Assessment – Pt is an 85 year old female referred to home health Physical Therapy following hospital stay from 4/22-5/1/19 at Community Hospital for sepsis and acute metabolic encephalopathy. Pt has hx of rectal prolapse, asthma, HLD, Alzheimer’s dementia. She went to ED on 5/1 for rectal prolapse and bleeding and will follow up with colo-rectal specialist on 5/13 as symptoms continue. Resides in memory care unit with assistance for ADLs, med management, mobility; hired 24/7 caregiver currently due to declined function and mental status since return home from hospital. Supportive husband lives in own home but visits daily. At baseline pt walks with supervision A without an assistive device and is mod I with mobility in her room. Upon evaluation pt is confused and unsafe with transfers, requiring SBA. She requires CGA with ambulation and stumbles with transfers and walking. Family reports weight loss, weakness, decreased mobility.
Patient Strengths: Great facility and CG support, baseline of walking without assistive device
Potential Barriers to Progress: Weight loss, dementia limiting carry over of teaching
Home Safety Instructions: Daily walks with caregiver, supine exercises and sit to stands for strengthening, FALL PREVENTION SPECIFICS: CGA for indoor mobility, supervision sit <> stands, durable medical equipment
Discharge Outcomes (Goals):
1. CG training to facilitate HEP (home exercise program) for progressing LE strength and balance
2. Mod I with transfers in room to prepare for ADLs and toileting
3. SBA community distance ambulation using LRAD (least restrictive assistive device)
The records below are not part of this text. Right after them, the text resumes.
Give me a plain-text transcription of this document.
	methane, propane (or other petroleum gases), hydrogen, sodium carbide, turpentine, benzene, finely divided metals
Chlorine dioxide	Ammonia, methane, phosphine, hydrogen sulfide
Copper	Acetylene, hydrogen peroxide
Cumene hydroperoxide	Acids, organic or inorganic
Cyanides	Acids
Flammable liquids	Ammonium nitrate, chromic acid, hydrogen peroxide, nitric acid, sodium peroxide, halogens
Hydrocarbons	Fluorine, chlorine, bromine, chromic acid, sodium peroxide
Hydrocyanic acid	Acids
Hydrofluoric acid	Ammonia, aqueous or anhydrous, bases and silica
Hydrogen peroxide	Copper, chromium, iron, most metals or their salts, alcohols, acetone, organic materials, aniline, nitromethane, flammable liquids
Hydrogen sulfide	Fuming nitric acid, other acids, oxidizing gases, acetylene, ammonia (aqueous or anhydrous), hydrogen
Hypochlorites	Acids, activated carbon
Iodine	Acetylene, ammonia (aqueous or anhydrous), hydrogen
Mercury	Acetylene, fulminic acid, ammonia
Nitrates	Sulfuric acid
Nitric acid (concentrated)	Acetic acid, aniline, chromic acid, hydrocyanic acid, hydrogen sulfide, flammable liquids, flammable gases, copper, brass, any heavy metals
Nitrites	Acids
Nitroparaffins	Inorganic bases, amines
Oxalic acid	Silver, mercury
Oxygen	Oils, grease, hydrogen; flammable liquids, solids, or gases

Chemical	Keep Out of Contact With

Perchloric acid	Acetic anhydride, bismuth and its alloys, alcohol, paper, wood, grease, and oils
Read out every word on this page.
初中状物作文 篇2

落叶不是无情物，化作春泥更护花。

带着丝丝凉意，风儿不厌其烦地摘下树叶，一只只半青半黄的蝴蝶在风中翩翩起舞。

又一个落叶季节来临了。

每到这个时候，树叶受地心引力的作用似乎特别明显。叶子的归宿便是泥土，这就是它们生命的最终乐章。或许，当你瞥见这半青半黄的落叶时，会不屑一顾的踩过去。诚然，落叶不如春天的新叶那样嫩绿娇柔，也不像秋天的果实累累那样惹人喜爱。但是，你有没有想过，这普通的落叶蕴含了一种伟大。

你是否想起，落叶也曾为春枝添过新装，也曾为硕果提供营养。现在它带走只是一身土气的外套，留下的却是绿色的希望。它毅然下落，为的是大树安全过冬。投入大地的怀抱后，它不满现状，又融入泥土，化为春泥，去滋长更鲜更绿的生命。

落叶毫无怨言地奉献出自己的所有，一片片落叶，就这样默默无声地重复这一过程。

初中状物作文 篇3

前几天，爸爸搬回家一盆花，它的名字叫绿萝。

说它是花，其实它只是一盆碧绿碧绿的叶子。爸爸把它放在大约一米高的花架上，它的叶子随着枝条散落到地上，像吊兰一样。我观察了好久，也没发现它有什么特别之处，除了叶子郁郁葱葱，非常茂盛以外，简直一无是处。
Therapeutic Interventions for Plan of Care:
OASIS, medication review
Assess ROM, strength, balance, transfers mobility
Discuss level of care and concerns about pt with assisted living director, husband, CG
Exercises with CG training: bridges, hip abd/add, SLR, sit <> stands, x 10 ea with cues for proper technique
Discharge Plan: Discharge home IND.
To recap, the 7 Elements of an Evaluation Report are:
5) Plan of Care: Goals
6) Therapeutic intervention for Plan of Care
7) Discharge planning
Be clear, be precise and, above all, KEEP DANCING!